POV-Ray : Newsgroups : povray.general : A couple parser performance issues/optimizations. : Re: A couple parser performance issues/optimizations. Server Time
17 May 2024 05:10:13 EDT (-0400)
  Re: A couple parser performance issues/optimizations.  
From: clipka
Date: 13 Oct 2017 05:38:22
Message: <59e0898e@news.povray.org>
Am 13.10.2017 um 09:17 schrieb dick balaska:
> On 10/11/2017 09:58 AM, clipka wrote:
>>
>> Running the parser whenever the user has made a change and is now idle,
>> is problematic for multiple reasons:
>>
>> - The user could resume editing at any moment; in that case, parsing
>> would have to be aborted. (Likewise, the user may be editing other files
>> the scene needs, and the parser won't be able to detect that until it
>> runs into the corresponding `#include` statement.)
>>
>> - The current architecture doesn't allow parsing of unsaved files; so
>> triggering the parser would only be possible once the user saves their
>> file. More often than not, I guess, this will be when the user pushes
>> the render button anyway.
>>
> 
> The povclipse2 parser re-parses in-memory/mid-edit, starting at the
> point of editing. (A gift from eclipse that all its language parsers
> share). It's not perfect, like I start with the whole symbol table,
> where, correctly, I should start with the symbol table at the point of
> editing.
> This gives me quick feedback of typos for undefined foo and bad bracing.
> Then when user saves the files, I flush the symbol table and start over
> at the beginning.
> If the user continues editing during parsing, it just aborts parsing and
> starts again at the "farthest north" unparsed point.

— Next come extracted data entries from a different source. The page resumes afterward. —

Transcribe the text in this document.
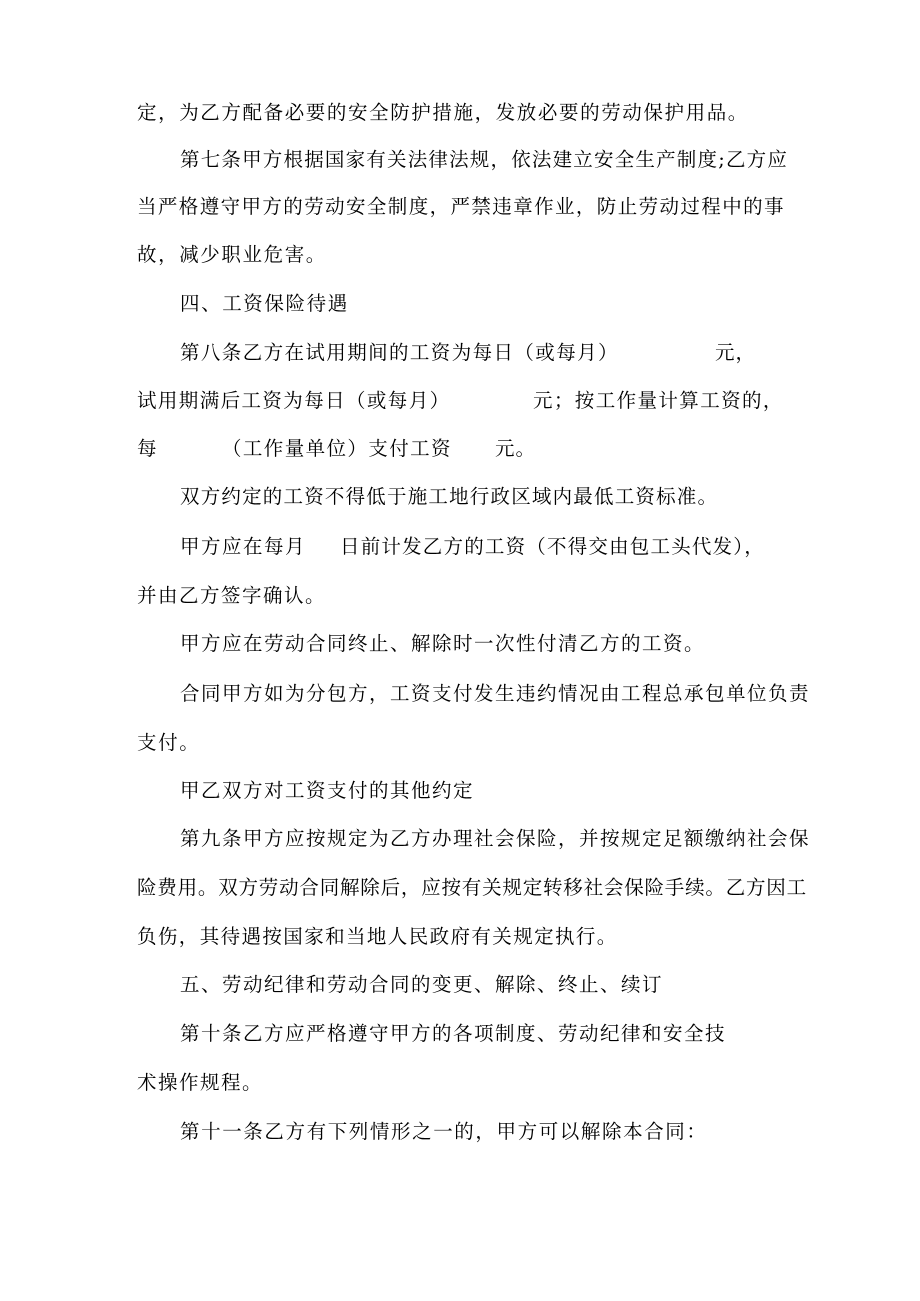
定，为乙方配备必要的安全防护措施，发放必要的劳动保护用品。
第七条甲方根据国家有关法律法规，依法建立安全生产制度;乙方应
当严格遵守甲方的劳动安全制度，严禁违章作业，防止劳动过程中的事
故，减少职业危害。
四、工资保险待遇
第八条乙方在试用期间的工资为每日（或每月）	元，
试用期满后工资为每日（或每月）	元；按工作量计算工资的，
每	（工作量单位）支付工资 元。
双方约定的工资不得低于施工地行政区域内最低工资标准。
甲方应在每月 日前计发乙方的工资（不得交由包工头代发），
并由乙方签字确认。
甲方应在劳动合同终止、解除时一次性付清乙方的工资。
合同甲方如为分包方，工资支付发生违约情况由工程总承包单位负责
支付。
甲乙双方对工资支付的其他约定
第九条甲方应按规定为乙方办理社会保险，并按规定足额缴纳社会保
险费用。双方劳动合同解除后，应按有关规定转移社会保险手续。乙方因工
负伤，其待遇按国家和当地人民政府有关规定执行。
五、劳动纪律和劳动合同的变更、解除、终止、续订
第十条乙方应严格遵守甲方的各项制度、劳动纪律和安全技
术操作规程。
第十一条乙方有下列情形之一的，甲方可以解除本合同：
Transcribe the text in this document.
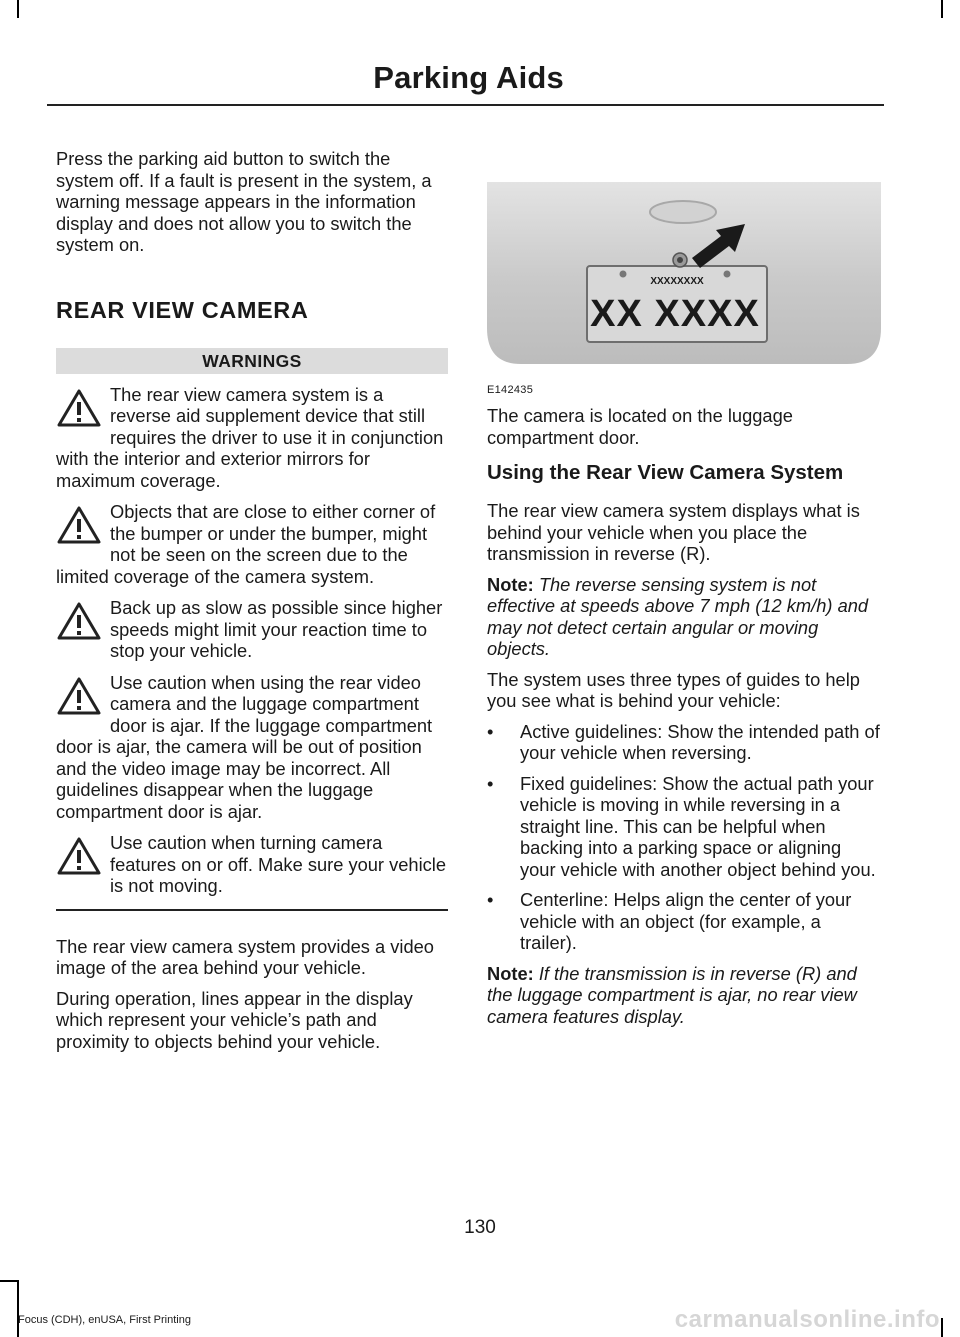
Parking Aids

Press the parking aid button to switch the system off. If a fault is present in the system, a warning message appears in the information display and does not allow you to switch the system on.

REAR VIEW CAMERA
WARNINGS

The rear view camera system is a reverse aid supplement device that still requires the driver to use it in conjunction with the interior and exterior mirrors for maximum coverage.

Objects that are close to either corner of the bumper or under the bumper, might not be seen on the screen due to the limited coverage of the camera system.

Back up as slow as possible since higher speeds might limit your reaction time to stop your vehicle.

Use caution when using the rear video camera and the luggage compartment door is ajar. If the luggage compartment door is ajar, the camera will be out of position and the video image may be incorrect. All guidelines disappear when the luggage compartment door is ajar.

Use caution when turning camera features on or off. Make sure your vehicle is not moving.

The rear view camera system provides a video image of the area behind your vehicle.

During operation, lines appear in the display which represent your vehicle’s path and proximity to objects behind your vehicle.

XXXXXXXX
XX XXXX
E142435

The camera is located on the luggage compartment door.

Using the Rear View Camera System

The rear view camera system displays what is behind your vehicle when you place the transmission in reverse (R).

Note: The reverse sensing system is not effective at speeds above 7 mph (12 km/h) and may not detect certain angular or moving objects.

The system uses three types of guides to help you see what is behind your vehicle:

• Active guidelines: Show the intended path of your vehicle when reversing.
• Fixed guidelines: Show the actual path your vehicle is moving in while reversing in a straight line. This can be helpful when backing into a parking space or aligning your vehicle with another object behind you.
• Centerline: Helps align the center of your vehicle with an object (for example, a trailer).

Note: If the transmission is in reverse (R) and the luggage compartment is ajar, no rear view camera features display.

130
Focus (CDH), enUSA, First Printing	carmanualsonline.info
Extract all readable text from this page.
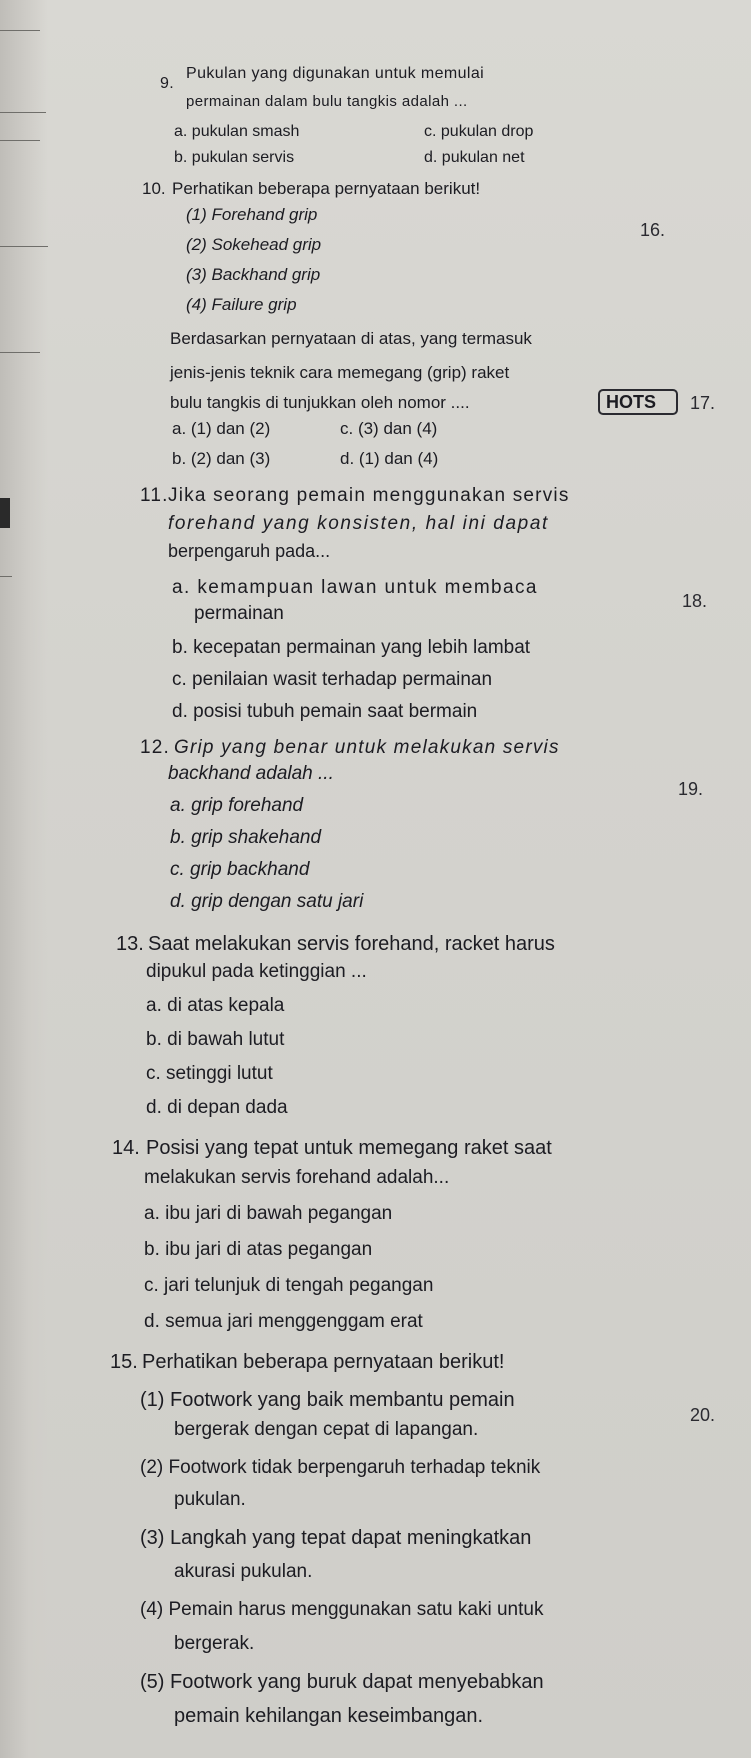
16.
17.
18.
19.
20.
9.
Pukulan yang digunakan untuk memulai
permainan dalam bulu tangkis adalah ...
a. pukulan smash	c. pukulan drop
b. pukulan servis	d. pukulan net
10. Perhatikan beberapa pernyataan berikut!
(1) Forehand grip
(2) Sokehead grip
(3) Backhand grip
(4) Failure grip
Berdasarkan pernyataan di atas, yang termasuk
jenis-jenis teknik cara memegang (grip) raket
bulu tangkis di tunjukkan oleh nomor ....	HOTS
a. (1) dan (2)	c. (3) dan (4)
b. (2) dan (3)	d. (1) dan (4)
11. Jika seorang pemain menggunakan servis
forehand yang konsisten, hal ini dapat
berpengaruh pada...
a. kemampuan lawan untuk membaca
permainan
b. kecepatan permainan yang lebih lambat
c. penilaian wasit terhadap permainan
d. posisi tubuh pemain saat bermain
12. Grip yang benar untuk melakukan servis
backhand adalah ...
a. grip forehand
b. grip shakehand
c. grip backhand
d. grip dengan satu jari
13. Saat melakukan servis forehand, racket harus
dipukul pada ketinggian ...
a. di atas kepala
b. di bawah lutut
c. setinggi lutut
d. di depan dada
14. Posisi yang tepat untuk memegang raket saat
melakukan servis forehand adalah...
a. ibu jari di bawah pegangan
b. ibu jari di atas pegangan
c. jari telunjuk di tengah pegangan
d. semua jari menggenggam erat
15. Perhatikan beberapa pernyataan berikut!
(1) Footwork yang baik membantu pemain
bergerak dengan cepat di lapangan.
(2) Footwork tidak berpengaruh terhadap teknik
pukulan.
(3) Langkah yang tepat dapat meningkatkan
akurasi pukulan.
(4) Pemain harus menggunakan satu kaki untuk
bergerak.
(5) Footwork yang buruk dapat menyebabkan
pemain kehilangan keseimbangan.
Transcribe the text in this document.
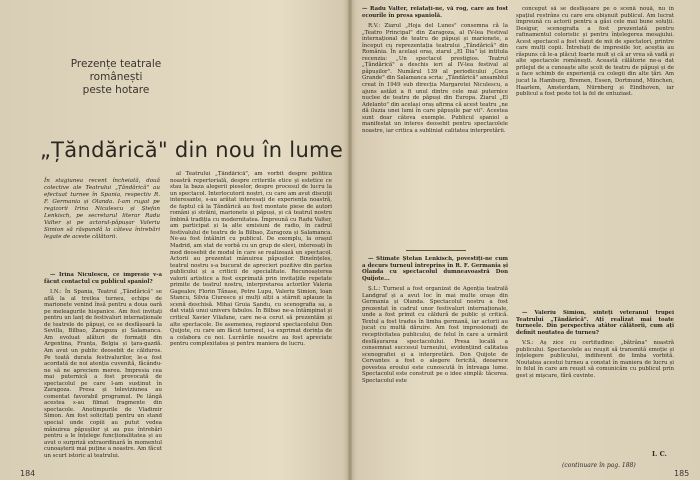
Prezențe teatrale
românești
peste hotare
„Țăndărică" din nou în lume
În stagiunea recent încheiată, două colective ale Teatrului „Țăndărică" au efectuat turnee în Spania, respectiv R. F. Germania și Olanda. I-am rugat pe regizorii Irina Niculescu și Ștefan Lenkisch, pe secretarul literar Radu Valter și pe actorul-păpușar Valeriu Simion să răspundă la câteva întrebări legate de aceste călătorii.

— Irina Niculescu, ce impresie v-a făcut contactul cu publicul spaniol?

I.N.: În Spania, Teatrul „Țăndărică" se află la al treilea turneu, echipe de marionete venind însă pentru a doua oară pe meleagurile hispanice. Am fost invitați pentru un lanț de festivaluri internaționale de teatrele de păpuși, ce se desfășoară la Sevilla, Bilbao, Zaragoza și Salamanca. Am evoluat alături de formații din Argentina, Franța, Belgia și țara-gazdă. Am avut un public deosebit de călduros. Pe toată durata festivalurilor, le-a fost acordată de noi atenția cuvenită, făcându-ne să ne apreciem mereu. Impresia cea mai puternică a fost provocată de spectacolul pe care l-am susținut în Zaragoza. Presa și televiziunea au comentat favorabil programul. Pe lângă acestea s-au filmat fragmente din spectacole. Anotimpurile de Vladimir Simon. Am fost solicitați pentru un stand special unde copiii au putut vedea mânuirea păpușilor și au pus întrebări pentru a le înțelege funcționalitatea și au avut o surpriză extraordinară în momentul cunoașterii mai puține a noastre. Am făcut un scurt istoric al teatrului.

al Teatrului „Țăndărică", am vorbit despre politica noastră repertorială, despre criteriile etice și estetice ce stau la baza alegerii pieselor, despre procesul de lucru la un spectacol. Interlocutorii noștri, cu care am avut discuții interesante, s-au arătat interesați de experiența noastră, de faptul că la Țăndărică au fost montate piese de autori români și străini, marionete și păpuși, și că teatrul nostru îmbină tradiția cu modernitatea. Împreună cu Radu Valter, am participat și la alte emisiuni de radio, în cadrul festivalului de teatru de la Bilbao, Zaragoza și Salamanca. Ne-au fost întâlniri cu publicul. De exemplu, la orașul Madrid, am stat de vorbă cu un grup de elevi, interesați în mod deosebit de modul în care se realizează un spectacol. Actorii au prezentat mânuirea păpușilor. Bineînțeles, teatrul nostru s-a bucurat de aprecieri pozitive din partea publicului și a criticii de specialitate. Recunoașterea valorii artistice a fost exprimată prin invitațiile repetate primite de teatrul nostru, interpretarea actorilor Valeria Gagealov, Florin Tănase, Petre Lupu, Valeriu Simion, Ioan Stancu, Silvia Ciurescu și mulți alții a stârnit aplauze la scenă deschisă. Mihai Gruia Sandu, cu scenografia sa, a dat viață unui univers fabulos. În Bilbao ne-a întâmpinat și criticul Xavier Vilafane, care ne-a cerut să prezentăm și alte spectacole. De asemenea, regizorul spectacolului Don Quijote, cu care am făcut turneul, i-a exprimat dorința de a colabora cu noi. Lucrările noastre au fost apreciate pentru complexitatea și pentru maniera de lucru.

184

— Radu Valter, relatați-ne, vă rog, care au fost ecourile în presa spaniolă.

R.V.: Ziarul „Hoja del Lunes" consemna că la „Teatro Principal" din Zaragoza, al IV-lea Festival internațional de teatru de păpuși și marionete, a început cu reprezentația teatrului „Țăndărică" din România. În același oraș, ziarul „El Dia" își intitula recenzia: „Un spectacol prestigios. Teatrul „Țăndărică" a deschis ieri al IV-lea festival al păpușilor". Numărul 139 al periodicului „Coca Grande" din Salamanca scria: „Țăndărică" ansamblul creat în 1949 sub direcția Margaretei Niculescu, a ajuns astăzi a fi unul dintre cele mai puternice nuclee de teatru de păpuși din Europa. Ziarul „El Adelanto" din același oraș afirma că acest teatru „ne dă iluzia unei lumi în care păpușile par vii". Acestea sunt doar câteva exemple. Publicul spaniol a manifestat un interes deosebit pentru spectacolele noastre, iar critica a subliniat calitatea interpretării.

— Stimate Ștefan Lenkisch, povestiți-ne cum a decurs turneul întreprins în R. F. Germania și Olanda cu spectacolul dumneavoastră Don Quijote...

Ș.L.: Turneul a fost organizat de Agenția teatrală Landgraf și a avut loc în mai multe orașe din Germania și Olanda. Spectacolul nostru a fost prezentat în cadrul unor festivaluri internaționale, unde a fost primit cu căldură de public și critică. Textul a fost tradus în limba germană, iar actorii au jucat cu multă dăruire. Am fost impresionați de receptivitatea publicului, de felul în care a urmărit desfășurarea spectacolului. Presa locală a consemnat succesul turneului, evidențiind calitatea scenografiei și a interpretării. Don Quijote de Cervantes a fost o alegere fericită, deoarece povestea eroului este cunoscută în întreaga lume. Spectacolul este construit pe o idee simplă: tăcerea. Spectacolul este

conceput să se desfășoare pe o scenă nouă, nu în spațiul restrâns cu care era obișnuit publicul. Am lucrat împreună cu actorii pentru a găsi cele mai bune soluții. Desigur, scenografia a fost prezentată pentru rafinamentul coloristic și pentru înțelegerea mesajului. Acest spectacol a fost văzut de mii de spectatori, printre care mulți copii. Întrebați de impresiile lor, aceștia au răspuns că le-a plăcut foarte mult și că ar vrea să vadă și alte spectacole românești. Această călătorie ne-a dat prilejul de a cunoaște alte școli de teatru de păpuși și de a face schimb de experiență cu colegii din alte țări. Am jucat la Hamburg, Bremen, Essen, Dortmund, München, Haarlem, Amsterdam, Nürnberg și Eindhoven, iar publicul a fost peste tot la fel de entuziast.

— Valeriu Simion, sinteți veteranul trupei Teatrului „Țăndărică". Ați realizat mai toate turneele. Din perspectiva atâtor călătorii, cum ați definit noutatea de turneu?

V.S.: Aș zice cu certitudine: „bătrâna" noastră publicului. Spectacolele au reușit să transmită emoție și înțelegere publicului, indiferent de limba vorbită. Noutatea acestui turneu a constat în maniera de lucru și în felul în care am reușit să comunicăm cu publicul prin gest și mișcare, fără cuvinte.

(continuare în pag. 188)
I. C.
185
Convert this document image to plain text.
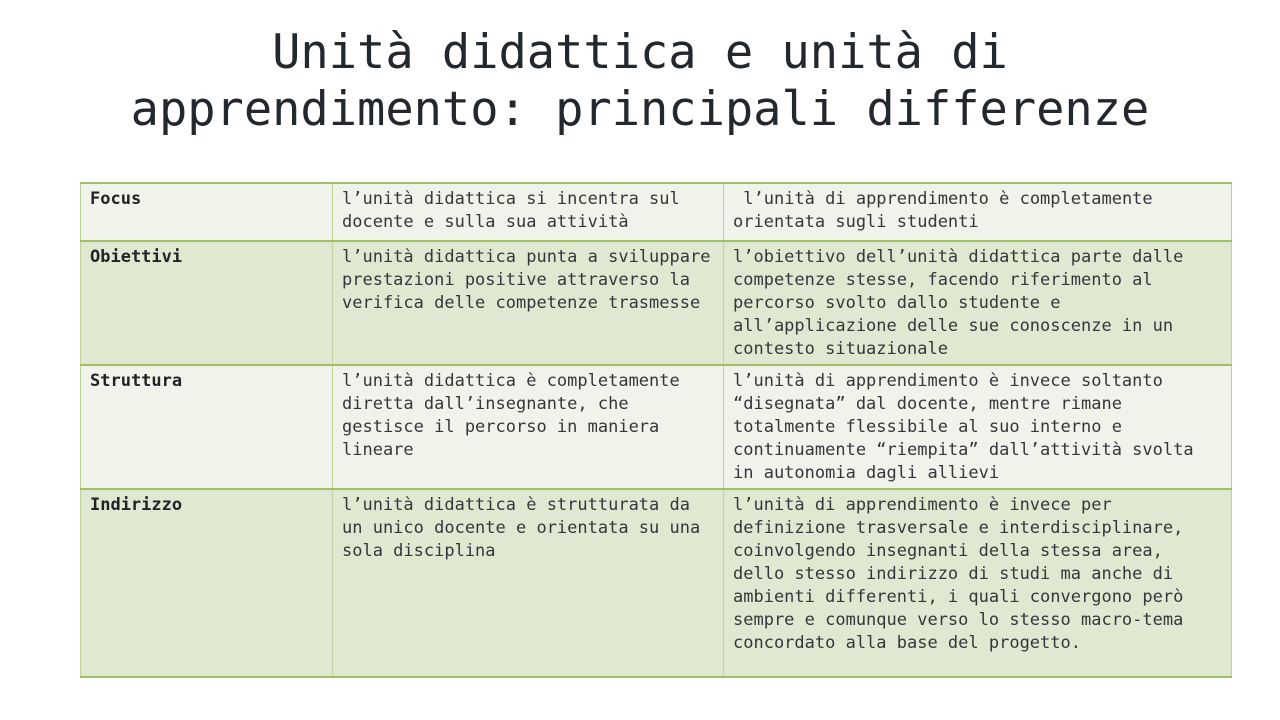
Unità didattica e unità di apprendimento: principali differenze
Focus	l’unità didattica si incentra sul docente e sulla sua attività	l’unità di apprendimento è completamente orientata sugli studenti
Obiettivi	l’unità didattica punta a sviluppare prestazioni positive attraverso la verifica delle competenze trasmesse	l’obiettivo dell’unità didattica parte dalle competenze stesse, facendo riferimento al percorso svolto dallo studente e all’applicazione delle sue conoscenze in un contesto situazionale
Struttura	l’unità didattica è completamente diretta dall’insegnante, che gestisce il percorso in maniera lineare	l’unità di apprendimento è invece soltanto “disegnata” dal docente, mentre rimane totalmente flessibile al suo interno e continuamente “riempita” dall’attività svolta in autonomia dagli allievi
Indirizzo	l’unità didattica è strutturata da un unico docente e orientata su una sola disciplina	l’unità di apprendimento è invece per definizione trasversale e interdisciplinare, coinvolgendo insegnanti della stessa area, dello stesso indirizzo di studi ma anche di ambienti differenti, i quali convergono però sempre e comunque verso lo stesso macro-tema concordato alla base del progetto.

The difference there is that those languages are compiled, i.e. the
parser scans each portion of the file just once (or maybe twice or
thrice at worst), whether it is a straight piece of code or a loop.

It is only later that the code is actually executed.

That doesn't work with POV-Ray's SDL. For any piece of software to
"understand" the code, it needs to /interpret/ it, i.e. actually run the
code.


>> Also, parsing involves a lot of I/O,
>> which degrades overall performance and responsiveness of the system, and
>> can't be offset by multicore architectures.
> 
> I haven't been in the povray parser much, but my understanding was there
> were copious amounts of fget/ftell/fseek, which slows things down.

For small pieces of code, a way around this in the newest versions of
POV-Ray is to move that code into a macro of at most 64 kiB in size.
Such macros will now be cached in memory.